According to the invention, an airflow generator arranged in a holder is provided, wherein the exhaust direction of the airflow is oriented inward with the wristband closed, ie. with the wristband applied in the direction of the skin surface. Supporting a suitable air flow in the exhaust direction is essential for the function of the cooling device, which is ensured according to the invention by means of an extension showing in the exhaust direction, and said extension located at least partially within or at the airflow or enclosing the airflow at least partially. In this way, with the wristband applied—as will be explained in more detail—a cooling or exhausting region for the airflow is provided, whereby a maximum cooling effect is achieved by blowing the cooling airflow against the skin surface. The wristband is applied in the wrist area in the usual manner, the airflow generator being located above the pulse point of the wrist, that is the area in which the pulse can be felt. Cooling of pulse points has a great influence on the subjective heat sensation of the human being. Due to the blowing of air, the wearer of the inventive wristband feels subjectively cooler without the entire body having to be cooled. One of the most sensitive pulse points is thereby at the hand root, which is utilized by the cooling device according to the invention.
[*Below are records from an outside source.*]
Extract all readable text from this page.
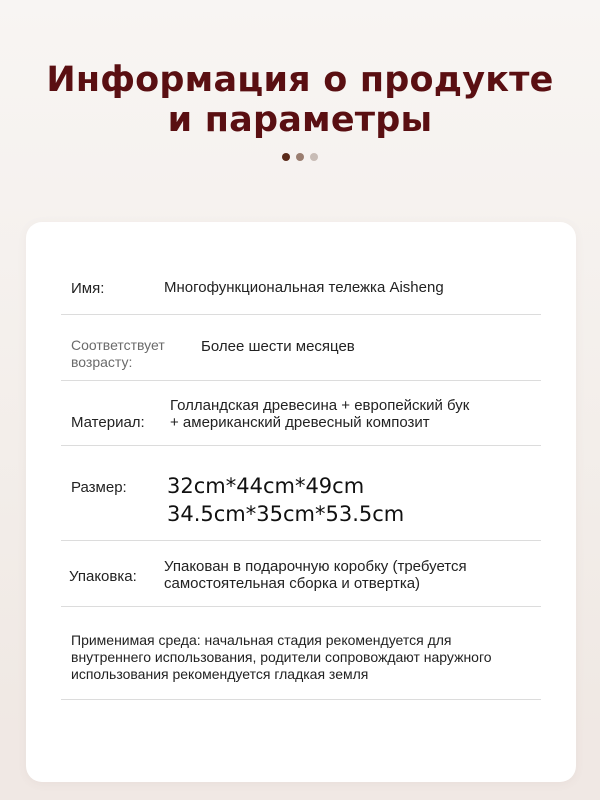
Информация о продукте
и параметры

Имя:	Многофункциональная тележка Aisheng
Соответствует
возрасту:
Более шести месяцев
Материал:
Голландская древесина + европейский бук
+ американский древесный композит
Размер: 32cm*44cm*49cm
34.5cm*35cm*53.5cm
Упаковка:
Упакован в подарочную коробку (требуется
самостоятельная сборка и отвертка)
Применимая среда: начальная стадия рекомендуется для
внутреннего использования, родители сопровождают наружного
использования рекомендуется гладкая земля
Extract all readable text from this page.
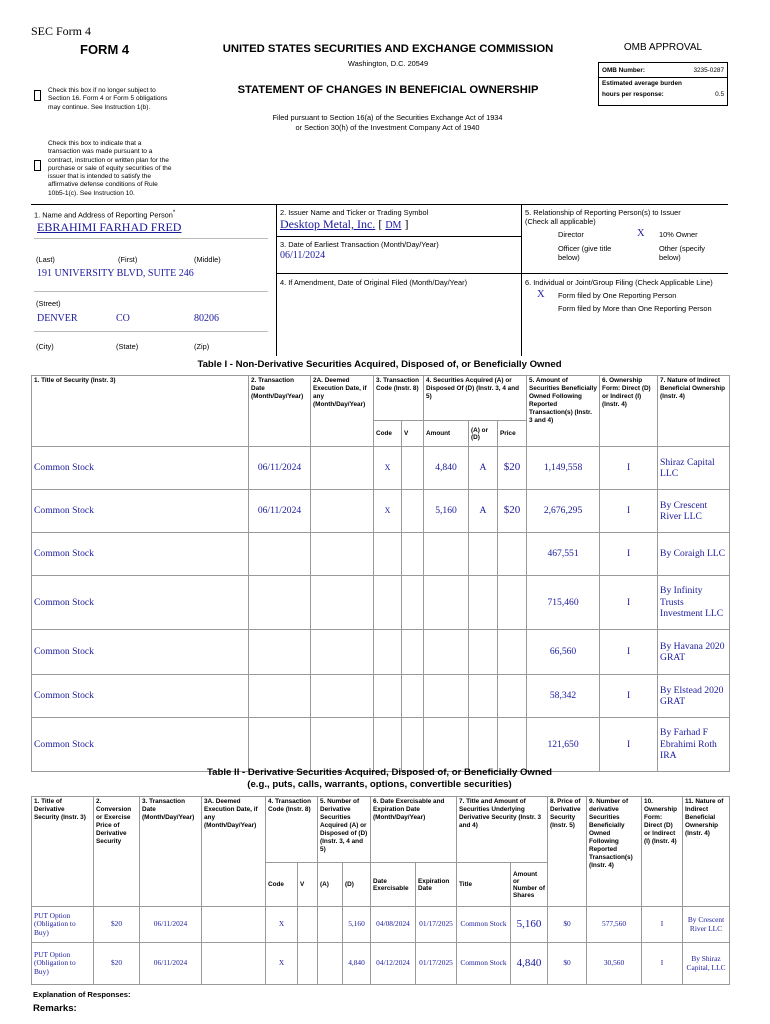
SEC Form 4
FORM 4	UNITED STATES SECURITIES AND EXCHANGE COMMISSION
Washington, D.C. 20549
STATEMENT OF CHANGES IN BENEFICIAL OWNERSHIP
Filed pursuant to Section 16(a) of the Securities Exchange Act of 1934
or Section 30(h) of the Investment Company Act of 1940
Check this box if no longer subject to
Section 16. Form 4 or Form 5 obligations
may continue. See Instruction 1(b).
Check this box to indicate that a
transaction was made pursuant to a
contract, instruction or written plan for the
purchase or sale of equity securities of the
issuer that is intended to satisfy the
affirmative defense conditions of Rule
10b5-1(c). See Instruction 10.
OMB APPROVAL
OMB Number:	3235-0287
Estimated average burden
hours per response:	0.5
1. Name and Address of Reporting Person*
EBRAHIMI FARHAD FRED
(Last)	(First)	(Middle)
191 UNIVERSITY BLVD, SUITE 246
(Street)
DENVER	CO	80206
(City)	(State)	(Zip)
2. Issuer Name and Ticker or Trading Symbol
Desktop Metal, Inc. [ DM ]
3. Date of Earliest Transaction (Month/Day/Year)
06/11/2024
4. If Amendment, Date of Original Filed (Month/Day/Year)
5. Relationship of Reporting Person(s) to Issuer
(Check all applicable)
X
Director	10% Owner
Officer (give title
below)
Other (specify
below)
6. Individual or Joint/Group Filing (Check Applicable Line)
X Form filed by One Reporting Person
Form filed by More than One Reporting Person
Table I - Non-Derivative Securities Acquired, Disposed of, or Beneficially Owned
1. Title of Security (Instr. 3)	2. Transaction Date (Month/Day/Year)	2A. Deemed Execution Date, if any (Month/Day/Year)	3. Transaction Code (Instr. 8)		4. Securities Acquired (A) or Disposed Of (D) (Instr. 3, 4 and 5)			5. Amount of Securities Beneficially Owned Following Reported Transaction(s) (Instr. 3 and 4)	6. Ownership Form: Direct (D) or Indirect (I) (Instr. 4)	7. Nature of Indirect Beneficial Ownership (Instr. 4)
			Code	V	Amount	(A) or (D)	Price			
Common Stock	06/11/2024		X		4,840	A	$20	1,149,558	I	Shiraz Capital LLC
Common Stock	06/11/2024		X		5,160	A	$20	2,676,295	I	By Crescent River LLC
Common Stock								467,551	I	By Coraigh LLC
Common Stock								715,460	I	By Infinity Trusts Investment LLC
Common Stock								66,560	I	By Havana 2020 GRAT
Common Stock								58,342	I	By Elstead 2020 GRAT
Common Stock								121,650	I	By Farhad F Ebrahimi Roth IRA
Table II - Derivative Securities Acquired, Disposed of, or Beneficially Owned
(e.g., puts, calls, warrants, options, convertible securities)
1. Title of Derivative Security (Instr. 3)	2. Conversion or Exercise Price of Derivative Security	3. Transaction Date (Month/Day/Year)	3A. Deemed Execution Date, if any (Month/Day/Year)	4. Transaction Code (Instr. 8)		5. Number of Derivative Securities Acquired (A) or Disposed of (D) (Instr. 3, 4 and 5)		6. Date Exercisable and Expiration Date (Month/Day/Year)		7. Title and Amount of Securities Underlying Derivative Security (Instr. 3 and 4)		8. Price of Derivative Security (Instr. 5)	9. Number of derivative Securities Beneficially Owned Following Reported Transaction(s) (Instr. 4)	10. Ownership Form: Direct (D) or Indirect (I) (Instr. 4)	11. Nature of Indirect Beneficial Ownership (Instr. 4)
				Code	V	(A)	(D)	Date Exercisable	Expiration Date	Title	Amount or Number of Shares				
PUT Option (Obligation to Buy)	$20	06/11/2024		X			5,160	04/08/2024	01/17/2025	Common Stock	5,160	$0	577,560	I	By Crescent River LLC
PUT Option (Obligation to Buy)	$20	06/11/2024		X			4,840	04/12/2024	01/17/2025	Common Stock	4,840	$0	30,560	I	By Shiraz Capital, LLC
Explanation of Responses:
Remarks:
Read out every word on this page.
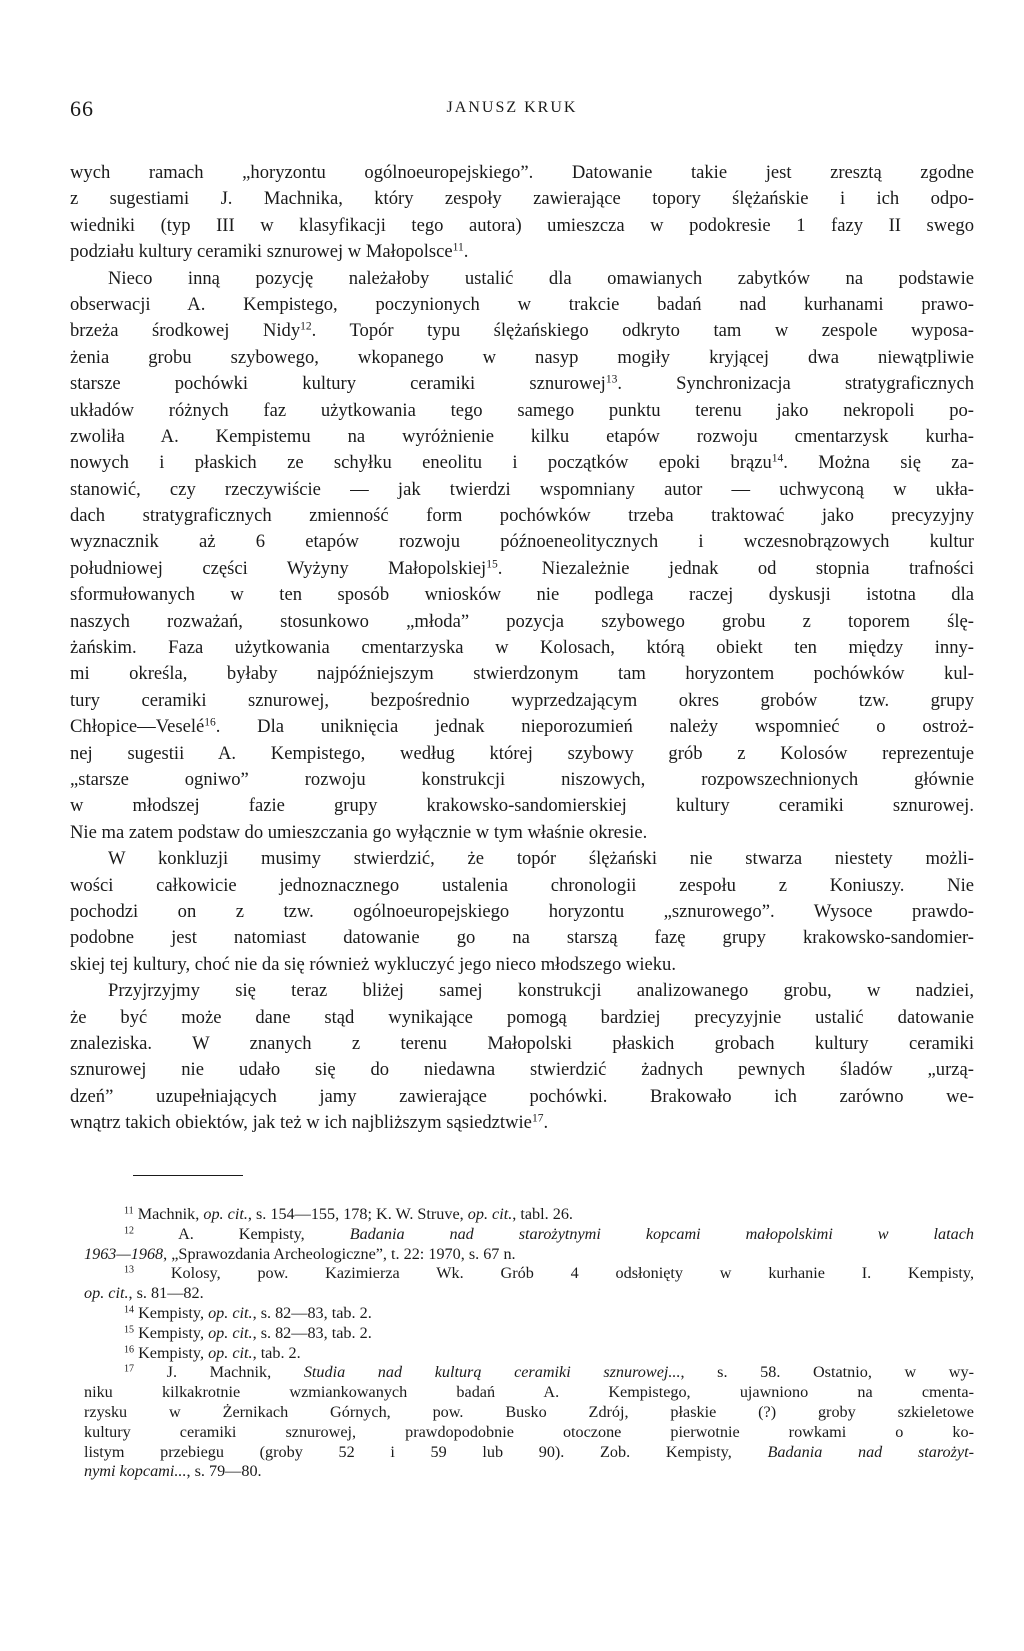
66	JANUSZ KRUK
wych ramach „horyzontu ogólnoeuropejskiego”. Datowanie takie jest zresztą zgodne
z sugestiami J. Machnika, który zespoły zawierające topory ślężańskie i ich odpo-
wiedniki (typ III w klasyfikacji tego autora) umieszcza w podokresie 1 fazy II swego
podziału kultury ceramiki sznurowej w Małopolsce$^{11}$.
Nieco inną pozycję należałoby ustalić dla omawianych zabytków na podstawie
obserwacji A. Kempistego, poczynionych w trakcie badań nad kurhanami prawo-
brzeża środkowej Nidy$^{12}$. Topór typu ślężańskiego odkryto tam w zespole wyposa-
żenia grobu szybowego, wkopanego w nasyp mogiły kryjącej dwa niewątpliwie
starsze pochówki kultury ceramiki sznurowej$^{13}$. Synchronizacja stratygraficznych
układów różnych faz użytkowania tego samego punktu terenu jako nekropoli po-
zwoliła A. Kempistemu na wyróżnienie kilku etapów rozwoju cmentarzysk kurha-
nowych i płaskich ze schyłku eneolitu i początków epoki brązu$^{14}$. Można się za-
stanowić, czy rzeczywiście — jak twierdzi wspomniany autor — uchwyconą w ukła-
dach stratygraficznych zmienność form pochówków trzeba traktować jako precyzyjny
wyznacznik aż 6 etapów rozwoju późnoeneolitycznych i wczesnobrązowych kultur
południowej części Wyżyny Małopolskiej$^{15}$. Niezależnie jednak od stopnia trafności
sformułowanych w ten sposób wniosków nie podlega raczej dyskusji istotna dla
naszych rozważań, stosunkowo „młoda” pozycja szybowego grobu z toporem ślę-
żańskim. Faza użytkowania cmentarzyska w Kolosach, którą obiekt ten między inny-
mi określa, byłaby najpóźniejszym stwierdzonym tam horyzontem pochówków kul-
tury ceramiki sznurowej, bezpośrednio wyprzedzającym okres grobów tzw. grupy
Chłopice—Veselé$^{16}$. Dla uniknięcia jednak nieporozumień należy wspomnieć o ostroż-
nej sugestii A. Kempistego, według której szybowy grób z Kolosów reprezentuje
„starsze ogniwo” rozwoju konstrukcji niszowych, rozpowszechnionych głównie
w młodszej fazie grupy krakowsko-sandomierskiej kultury ceramiki sznurowej.
Nie ma zatem podstaw do umieszczania go wyłącznie w tym właśnie okresie.
W konkluzji musimy stwierdzić, że topór ślężański nie stwarza niestety możli-
wości całkowicie jednoznacznego ustalenia chronologii zespołu z Koniuszy. Nie
pochodzi on z tzw. ogólnoeuropejskiego horyzontu „sznurowego”. Wysoce prawdo-
podobne jest natomiast datowanie go na starszą fazę grupy krakowsko-sandomier-
skiej tej kultury, choć nie da się również wykluczyć jego nieco młodszego wieku.
Przyjrzyjmy się teraz bliżej samej konstrukcji analizowanego grobu, w nadziei,
że być może dane stąd wynikające pomogą bardziej precyzyjnie ustalić datowanie
znaleziska. W znanych z terenu Małopolski płaskich grobach kultury ceramiki
sznurowej nie udało się do niedawna stwierdzić żadnych pewnych śladów „urzą-
dzeń” uzupełniających jamy zawierające pochówki. Brakowało ich zarówno we-
wnątrz takich obiektów, jak też w ich najbliższym sąsiedztwie$^{17}$.
$^{11}$ Machnik, op. cit., s. 154—155, 178; K. W. Struve, op. cit., tabl. 26.
$^{12}$ A. Kempisty, Badania nad starożytnymi kopcami małopolskimi w latach
1963—1968, „Sprawozdania Archeologiczne”, t. 22: 1970, s. 67 n.
$^{13}$ Kolosy, pow. Kazimierza Wk. Grób 4 odsłonięty w kurhanie I. Kempisty,
op. cit., s. 81—82.
$^{14}$ Kempisty, op. cit., s. 82—83, tab. 2.
$^{15}$ Kempisty, op. cit., s. 82—83, tab. 2.
$^{16}$ Kempisty, op. cit., tab. 2.
$^{17}$ J. Machnik, Studia nad kulturą ceramiki sznurowej..., s. 58. Ostatnio, w wy-
niku kilkakrotnie wzmiankowanych badań A. Kempistego, ujawniono na cmenta-
rzysku w Żernikach Górnych, pow. Busko Zdrój, płaskie (?) groby szkieletowe
kultury ceramiki sznurowej, prawdopodobnie otoczone pierwotnie rowkami o ko-
listym przebiegu (groby 52 i 59 lub 90). Zob. Kempisty, Badania nad starożyt-
nymi kopcami..., s. 79—80.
However, the holder of the airflow generator can also be provided with a cover on its outwardly oriented side when the wristband is closed, said cover providing air-permeable regions through which air can be sucked into the cooling device. These air-permeable areas can be achieved either by perforations in an air-impermeable cover plate, or by air permeability of the material of the cover used. The holder of the airflow generator can also be provided with a cover on its outwardly oriented side when the wristband is closed, with holder and said cover forming at least one lateral suction opening as an air-permeable region. The sucked-in air thus enters the cooling device through the at least one lateral suction opening from a direction oriented essentially perpendicular to the clear cross-section of the closed wristband and is subsequently deflected into the exhaust direction. The cover provided for this purpose supports this deflection of the sucked-in air and also ensures it when the cooling device according to the invention is worn under a long-sleeved shirt or a blouse for example. The cover also protects the airflow generator from diminishing the air flow generation by the clothing worn over the cooling device or when the forearm is lying on a tabletop or the like.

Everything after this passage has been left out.